The leader of Pinellas County's Early Learning Coalition apologized to the organization's board on Thursday for failing to spend $2.4 million last year, money that could have been used to put more local children in day care, but was ultimately returned to the state.
The funds, a mix of federal and state dollars, are distributed by the coalition and are used to lower the cost of day care for poor parents who can't afford to pay the market rate. Though it's common for spending to fluctuate, the Pinellas agency ended its fiscal year with more unspent money than any other coalition, vexing some child care advocates who estimated that as many as 500 children could have benefited from the money.
Instead, state officials divided Pinellas' $2.4 million among other needy counties like Miami-Dade and Hillsborough.
"This shouldn't have happened under my leadership, and I'm sorry it did," the coalition's CEO Janet Chapman wrote in a letter to the board.
Gathering in the coalition's office in Clearwater on Thursday, Chapman took questions from board members and advocates about why her agency did not open the program to eligible older children when it realized it would likely end the year with unspent money.
Chapman said the bulk of the surplus came from a sharp decline in enrollment after the board decided to lower the age cutoff to from 12 to 9 years old, in an attempt to serve younger children.
"I truly thought we'd probably fill those spots very quickly with little babies and infants because I knew I had 2,000 of them on the wait list," she said. "My miscalculation: I couldn't move fast enough."

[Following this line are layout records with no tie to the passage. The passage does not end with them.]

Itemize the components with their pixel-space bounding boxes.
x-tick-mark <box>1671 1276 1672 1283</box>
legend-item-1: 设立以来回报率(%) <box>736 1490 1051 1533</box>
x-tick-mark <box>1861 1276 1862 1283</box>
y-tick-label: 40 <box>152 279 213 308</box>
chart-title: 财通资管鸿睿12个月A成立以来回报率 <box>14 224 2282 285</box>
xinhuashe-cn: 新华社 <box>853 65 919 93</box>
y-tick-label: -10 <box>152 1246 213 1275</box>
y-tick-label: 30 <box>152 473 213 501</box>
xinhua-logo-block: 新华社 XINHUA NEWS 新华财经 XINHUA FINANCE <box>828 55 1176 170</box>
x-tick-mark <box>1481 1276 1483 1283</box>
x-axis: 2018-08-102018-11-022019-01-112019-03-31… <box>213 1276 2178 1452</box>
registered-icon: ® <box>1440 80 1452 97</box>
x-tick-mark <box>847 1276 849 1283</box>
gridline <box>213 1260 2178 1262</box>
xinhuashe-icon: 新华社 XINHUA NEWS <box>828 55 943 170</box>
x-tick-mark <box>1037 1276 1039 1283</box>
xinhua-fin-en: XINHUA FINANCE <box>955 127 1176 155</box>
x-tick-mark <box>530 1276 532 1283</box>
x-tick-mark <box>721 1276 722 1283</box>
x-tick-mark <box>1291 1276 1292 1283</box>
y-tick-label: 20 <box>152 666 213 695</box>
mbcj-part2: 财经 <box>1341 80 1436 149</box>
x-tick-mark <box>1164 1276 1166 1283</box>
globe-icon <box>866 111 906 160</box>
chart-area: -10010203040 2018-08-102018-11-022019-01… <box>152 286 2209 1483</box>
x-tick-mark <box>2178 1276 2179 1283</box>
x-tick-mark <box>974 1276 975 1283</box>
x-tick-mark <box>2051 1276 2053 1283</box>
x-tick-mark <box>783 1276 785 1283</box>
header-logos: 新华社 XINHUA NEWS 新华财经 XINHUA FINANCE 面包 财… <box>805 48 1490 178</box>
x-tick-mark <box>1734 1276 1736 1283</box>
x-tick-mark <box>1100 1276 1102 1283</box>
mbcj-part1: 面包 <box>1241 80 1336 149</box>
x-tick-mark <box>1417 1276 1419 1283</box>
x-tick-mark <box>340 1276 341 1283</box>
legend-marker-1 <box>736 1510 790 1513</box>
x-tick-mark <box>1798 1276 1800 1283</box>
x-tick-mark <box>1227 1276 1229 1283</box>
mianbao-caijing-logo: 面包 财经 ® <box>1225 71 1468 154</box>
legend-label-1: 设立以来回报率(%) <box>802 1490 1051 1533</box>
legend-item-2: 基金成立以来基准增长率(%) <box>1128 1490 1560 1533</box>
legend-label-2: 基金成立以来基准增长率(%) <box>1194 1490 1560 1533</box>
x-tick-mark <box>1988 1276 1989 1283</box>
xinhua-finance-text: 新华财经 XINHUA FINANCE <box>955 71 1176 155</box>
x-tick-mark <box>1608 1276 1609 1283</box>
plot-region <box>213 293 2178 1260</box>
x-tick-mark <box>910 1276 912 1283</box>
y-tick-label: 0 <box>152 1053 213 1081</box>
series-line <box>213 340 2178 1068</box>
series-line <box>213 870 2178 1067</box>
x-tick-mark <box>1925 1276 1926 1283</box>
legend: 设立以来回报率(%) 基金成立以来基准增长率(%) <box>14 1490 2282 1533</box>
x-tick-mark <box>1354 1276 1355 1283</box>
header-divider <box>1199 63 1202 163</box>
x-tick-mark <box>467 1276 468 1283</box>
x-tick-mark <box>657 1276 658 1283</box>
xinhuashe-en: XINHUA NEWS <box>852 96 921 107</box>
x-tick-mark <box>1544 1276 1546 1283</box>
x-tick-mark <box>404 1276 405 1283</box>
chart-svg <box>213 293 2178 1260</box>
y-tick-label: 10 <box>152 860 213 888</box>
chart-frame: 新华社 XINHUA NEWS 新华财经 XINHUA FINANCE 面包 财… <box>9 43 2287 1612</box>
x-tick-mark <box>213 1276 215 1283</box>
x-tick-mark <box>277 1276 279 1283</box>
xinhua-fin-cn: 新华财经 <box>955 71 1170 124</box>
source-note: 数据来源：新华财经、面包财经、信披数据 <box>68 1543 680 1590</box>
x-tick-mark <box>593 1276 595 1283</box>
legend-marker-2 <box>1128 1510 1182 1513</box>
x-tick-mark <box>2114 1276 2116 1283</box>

It can take weeks to enroll a new child, she said. By the time the agency began making its way through the waiting list, it didn't have enough time or employees to hit its target of 6,000 children.
Though Chapman had previously told the Tampa Bay Times that cost cutting created most of the surplus, she told board members that the savings accounted for $400,000 of the $2.4 million.
Today, she said, her office is staffed and the program is fully enrolled. She now gets a daily report listing how many children have begun day care and how many are no longer getting the subsidies, allowing her to make adjustments if the numbers suddenly dip or spike.
The unspent funds have particularly irked day care owners, many of whom run small businesses out of their homes and depend heavily on enrolling children on government scholarships. Last year, when the number of children receiving those subsidies fell, many day care operators said they suffered financial hardships and had to lay off staff.
"I have kids that I subsidize," Twanna Monroe, who runs the Infinite Potential Learning Center in St. Petersburg, told the board. "We do have kids in our centers that could have used that money."
In response to an article in the Times about the unspent funds, the coalition's board approved on Thursday hiring the Tampa-based public relations firm Tucker Hall for "crisis management." Board members voted to pay the company $7,500 to train staff on how to handle questions from reporters.
"The ultimate goal is to not be in the newspaper again," said Julie Daniels, chair of the coalition's board. "Unless it's a glowing, beautiful article."